Plus ca change . . . 
“Obama closed his Rangoon speech in 2012 on what he no doubt meant as a cheery note: ‘I stand here with confidence that something is happening in this country that cannot be reversed.’ Increasingly, it sounds like a prophecy of doom.” 
If you are coming new to this discussion of Rohingya refugees and the policies of Myanmar, this article is a great place to start, outlining the beginning of the latest genocidal wave against Muslims in 2012, and the history of Buddhist violence in Myanmar, dispelling the notion of all Buddhists as peace-loving souls who teach love for one’s fellow man and respect for all creatures.
“Buddhists have, in some circles anyway, received a free pass from skeptics of religion, largely because of the good p.r. and fine examples of the Dalai Lama and his herbivorous Western celebrity proxies (Richard Gere, Uma Thurman). The last few years of resistance to Chinese occupation of Tibet have seen 124 self-immolations by protesting Tibetan Buddhists, and zero burnings of Chinese soldiers. By now the average American thinks that Buddhist extremists are less dangerous than Buddhist moderates (a pleasant contrast with certain well-known types of extreme Christians and Muslims) and that the most violent living Buddhist is Steven Seagal.

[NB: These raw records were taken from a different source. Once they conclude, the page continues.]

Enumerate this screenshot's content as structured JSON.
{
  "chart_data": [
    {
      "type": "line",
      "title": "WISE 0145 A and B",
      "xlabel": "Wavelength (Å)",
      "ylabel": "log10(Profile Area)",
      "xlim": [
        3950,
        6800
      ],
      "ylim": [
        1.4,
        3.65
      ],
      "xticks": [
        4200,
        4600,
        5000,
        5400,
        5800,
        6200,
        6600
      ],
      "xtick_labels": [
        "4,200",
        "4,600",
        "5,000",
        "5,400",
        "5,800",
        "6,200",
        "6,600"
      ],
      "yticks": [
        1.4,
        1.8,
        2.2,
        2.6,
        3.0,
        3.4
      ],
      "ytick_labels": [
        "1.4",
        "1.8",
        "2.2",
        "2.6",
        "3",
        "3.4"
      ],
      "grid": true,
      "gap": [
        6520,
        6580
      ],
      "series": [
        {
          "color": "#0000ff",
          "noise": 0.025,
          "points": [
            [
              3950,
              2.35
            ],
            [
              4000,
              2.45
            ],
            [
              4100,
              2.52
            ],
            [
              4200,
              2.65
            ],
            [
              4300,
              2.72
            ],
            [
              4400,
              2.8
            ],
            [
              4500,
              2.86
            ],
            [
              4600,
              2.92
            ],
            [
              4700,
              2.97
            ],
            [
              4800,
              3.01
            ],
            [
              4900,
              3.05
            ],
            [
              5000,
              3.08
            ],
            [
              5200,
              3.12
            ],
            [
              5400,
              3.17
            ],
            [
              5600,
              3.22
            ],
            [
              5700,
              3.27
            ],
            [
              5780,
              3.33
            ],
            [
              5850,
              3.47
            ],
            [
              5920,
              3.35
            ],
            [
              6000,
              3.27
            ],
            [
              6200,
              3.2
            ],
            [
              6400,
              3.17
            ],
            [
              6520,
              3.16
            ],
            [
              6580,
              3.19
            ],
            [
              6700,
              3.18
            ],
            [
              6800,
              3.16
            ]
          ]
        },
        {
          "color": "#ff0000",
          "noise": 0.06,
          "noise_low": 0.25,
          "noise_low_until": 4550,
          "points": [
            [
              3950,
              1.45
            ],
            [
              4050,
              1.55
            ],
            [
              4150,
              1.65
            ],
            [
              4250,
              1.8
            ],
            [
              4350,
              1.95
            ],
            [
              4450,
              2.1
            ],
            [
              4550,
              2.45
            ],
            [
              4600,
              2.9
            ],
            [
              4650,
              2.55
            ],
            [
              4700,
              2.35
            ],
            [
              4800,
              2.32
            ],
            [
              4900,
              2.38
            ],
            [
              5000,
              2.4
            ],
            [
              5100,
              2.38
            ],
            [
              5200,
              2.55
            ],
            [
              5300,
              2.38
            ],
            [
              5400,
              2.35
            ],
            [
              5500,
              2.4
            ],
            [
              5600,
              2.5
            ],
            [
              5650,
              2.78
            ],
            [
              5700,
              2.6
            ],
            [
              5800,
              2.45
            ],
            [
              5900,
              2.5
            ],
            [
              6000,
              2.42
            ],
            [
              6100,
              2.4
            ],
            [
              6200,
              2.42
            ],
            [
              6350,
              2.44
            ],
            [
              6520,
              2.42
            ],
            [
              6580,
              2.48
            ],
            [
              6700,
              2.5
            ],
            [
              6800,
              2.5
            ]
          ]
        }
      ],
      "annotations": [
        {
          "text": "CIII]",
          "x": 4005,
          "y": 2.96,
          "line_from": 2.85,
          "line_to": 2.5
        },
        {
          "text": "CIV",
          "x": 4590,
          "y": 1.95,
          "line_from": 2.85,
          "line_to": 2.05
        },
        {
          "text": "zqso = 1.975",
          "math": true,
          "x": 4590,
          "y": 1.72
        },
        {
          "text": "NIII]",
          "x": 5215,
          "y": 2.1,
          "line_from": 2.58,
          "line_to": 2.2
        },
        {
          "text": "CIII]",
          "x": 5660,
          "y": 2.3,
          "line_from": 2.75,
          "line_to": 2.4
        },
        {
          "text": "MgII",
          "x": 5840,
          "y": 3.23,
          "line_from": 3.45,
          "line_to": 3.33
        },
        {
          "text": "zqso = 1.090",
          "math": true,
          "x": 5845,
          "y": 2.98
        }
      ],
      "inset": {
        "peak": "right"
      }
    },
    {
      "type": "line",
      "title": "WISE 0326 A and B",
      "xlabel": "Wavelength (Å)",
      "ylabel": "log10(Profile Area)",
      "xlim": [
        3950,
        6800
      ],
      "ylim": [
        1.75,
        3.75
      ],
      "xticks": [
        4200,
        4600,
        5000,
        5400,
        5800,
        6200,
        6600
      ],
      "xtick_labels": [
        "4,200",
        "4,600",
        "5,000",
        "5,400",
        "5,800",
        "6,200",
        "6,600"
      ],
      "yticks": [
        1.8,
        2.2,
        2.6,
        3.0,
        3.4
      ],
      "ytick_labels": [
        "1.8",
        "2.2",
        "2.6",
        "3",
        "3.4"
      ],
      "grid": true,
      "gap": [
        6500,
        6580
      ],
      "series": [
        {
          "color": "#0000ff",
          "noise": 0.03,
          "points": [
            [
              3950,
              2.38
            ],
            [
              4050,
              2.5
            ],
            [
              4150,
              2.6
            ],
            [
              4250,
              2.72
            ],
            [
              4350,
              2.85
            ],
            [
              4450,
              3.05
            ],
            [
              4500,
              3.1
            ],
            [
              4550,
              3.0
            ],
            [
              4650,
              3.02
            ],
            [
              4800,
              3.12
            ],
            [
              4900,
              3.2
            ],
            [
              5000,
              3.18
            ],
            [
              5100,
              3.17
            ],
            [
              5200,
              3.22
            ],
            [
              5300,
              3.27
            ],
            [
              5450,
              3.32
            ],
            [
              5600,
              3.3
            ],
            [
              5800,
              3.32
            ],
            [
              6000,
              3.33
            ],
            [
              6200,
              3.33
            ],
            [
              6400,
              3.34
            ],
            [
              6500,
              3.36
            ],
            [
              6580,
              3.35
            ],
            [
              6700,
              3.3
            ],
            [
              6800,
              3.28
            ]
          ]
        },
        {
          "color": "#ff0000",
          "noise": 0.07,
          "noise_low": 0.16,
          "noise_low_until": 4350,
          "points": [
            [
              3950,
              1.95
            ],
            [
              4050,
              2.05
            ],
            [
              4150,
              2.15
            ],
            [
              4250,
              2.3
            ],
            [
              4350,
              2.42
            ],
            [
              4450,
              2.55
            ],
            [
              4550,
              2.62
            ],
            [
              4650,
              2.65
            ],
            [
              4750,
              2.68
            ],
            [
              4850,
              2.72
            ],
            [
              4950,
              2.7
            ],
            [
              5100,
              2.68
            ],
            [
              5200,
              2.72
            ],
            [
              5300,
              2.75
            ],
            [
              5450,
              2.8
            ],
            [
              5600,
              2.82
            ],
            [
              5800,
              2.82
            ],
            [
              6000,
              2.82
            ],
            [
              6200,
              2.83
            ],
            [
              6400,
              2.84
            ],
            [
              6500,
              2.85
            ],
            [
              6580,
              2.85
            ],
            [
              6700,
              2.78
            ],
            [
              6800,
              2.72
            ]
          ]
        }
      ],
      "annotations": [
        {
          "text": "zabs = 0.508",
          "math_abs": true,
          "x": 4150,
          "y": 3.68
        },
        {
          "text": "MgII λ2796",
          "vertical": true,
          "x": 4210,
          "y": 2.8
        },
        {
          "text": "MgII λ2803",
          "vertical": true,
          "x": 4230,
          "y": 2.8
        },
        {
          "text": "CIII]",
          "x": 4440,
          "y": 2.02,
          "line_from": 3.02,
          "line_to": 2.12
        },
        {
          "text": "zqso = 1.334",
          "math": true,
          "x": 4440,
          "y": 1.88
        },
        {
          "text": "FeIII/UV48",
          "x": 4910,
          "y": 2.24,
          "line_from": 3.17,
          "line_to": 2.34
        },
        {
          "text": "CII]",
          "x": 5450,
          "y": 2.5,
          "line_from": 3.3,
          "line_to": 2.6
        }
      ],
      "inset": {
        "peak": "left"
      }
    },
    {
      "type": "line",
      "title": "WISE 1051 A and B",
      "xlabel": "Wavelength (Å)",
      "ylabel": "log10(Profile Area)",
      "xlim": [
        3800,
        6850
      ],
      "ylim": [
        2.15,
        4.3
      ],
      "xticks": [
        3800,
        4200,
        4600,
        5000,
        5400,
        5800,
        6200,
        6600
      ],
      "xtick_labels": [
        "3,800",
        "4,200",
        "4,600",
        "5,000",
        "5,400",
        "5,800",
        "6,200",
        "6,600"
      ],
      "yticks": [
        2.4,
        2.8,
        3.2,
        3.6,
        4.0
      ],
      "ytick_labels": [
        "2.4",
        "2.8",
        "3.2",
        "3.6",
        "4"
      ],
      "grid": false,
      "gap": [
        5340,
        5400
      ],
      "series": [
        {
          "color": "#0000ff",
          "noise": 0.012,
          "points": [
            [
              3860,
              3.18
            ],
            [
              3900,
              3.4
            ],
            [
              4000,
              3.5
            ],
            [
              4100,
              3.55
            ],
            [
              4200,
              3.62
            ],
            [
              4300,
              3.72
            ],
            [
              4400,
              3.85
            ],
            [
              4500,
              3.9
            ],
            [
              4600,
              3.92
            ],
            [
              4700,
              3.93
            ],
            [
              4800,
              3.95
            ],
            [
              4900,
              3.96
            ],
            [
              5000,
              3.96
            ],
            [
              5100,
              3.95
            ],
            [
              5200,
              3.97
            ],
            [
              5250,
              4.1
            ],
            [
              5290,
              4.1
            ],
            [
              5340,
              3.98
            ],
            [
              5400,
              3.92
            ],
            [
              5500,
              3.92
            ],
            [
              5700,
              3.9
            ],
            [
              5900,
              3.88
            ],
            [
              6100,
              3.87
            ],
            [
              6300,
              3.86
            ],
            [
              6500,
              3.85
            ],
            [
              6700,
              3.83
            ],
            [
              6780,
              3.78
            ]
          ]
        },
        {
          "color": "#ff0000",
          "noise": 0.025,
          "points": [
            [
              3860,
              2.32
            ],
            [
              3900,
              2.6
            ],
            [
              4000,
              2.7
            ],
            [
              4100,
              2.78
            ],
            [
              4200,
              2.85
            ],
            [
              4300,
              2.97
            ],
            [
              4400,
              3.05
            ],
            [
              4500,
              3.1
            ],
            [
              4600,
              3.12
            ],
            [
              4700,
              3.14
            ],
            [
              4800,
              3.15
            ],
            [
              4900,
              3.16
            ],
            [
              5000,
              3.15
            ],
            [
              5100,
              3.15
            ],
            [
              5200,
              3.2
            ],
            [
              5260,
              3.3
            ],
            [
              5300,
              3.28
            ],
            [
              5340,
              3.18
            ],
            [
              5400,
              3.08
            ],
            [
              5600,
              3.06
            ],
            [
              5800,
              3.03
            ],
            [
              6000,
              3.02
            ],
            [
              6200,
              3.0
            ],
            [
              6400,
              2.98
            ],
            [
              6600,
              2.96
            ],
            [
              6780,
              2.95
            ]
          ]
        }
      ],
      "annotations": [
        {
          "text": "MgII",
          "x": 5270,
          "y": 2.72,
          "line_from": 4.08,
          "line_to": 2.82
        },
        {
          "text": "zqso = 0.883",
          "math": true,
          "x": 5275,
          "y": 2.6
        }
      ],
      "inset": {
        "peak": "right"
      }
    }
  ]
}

“But violent Buddhist wack-jobbery is real—just ask the victims of Japanese fascism, which the Japanese Buddhist clergy supported rabidly—and in Burma it is flourishing.”
The article also gives some background on Ang San Suu Kyi and her perplexing silence regarding the Rohingya.
All in all, and article just as relevant today as it was over a year ago.
Maybe now someone will do something about it.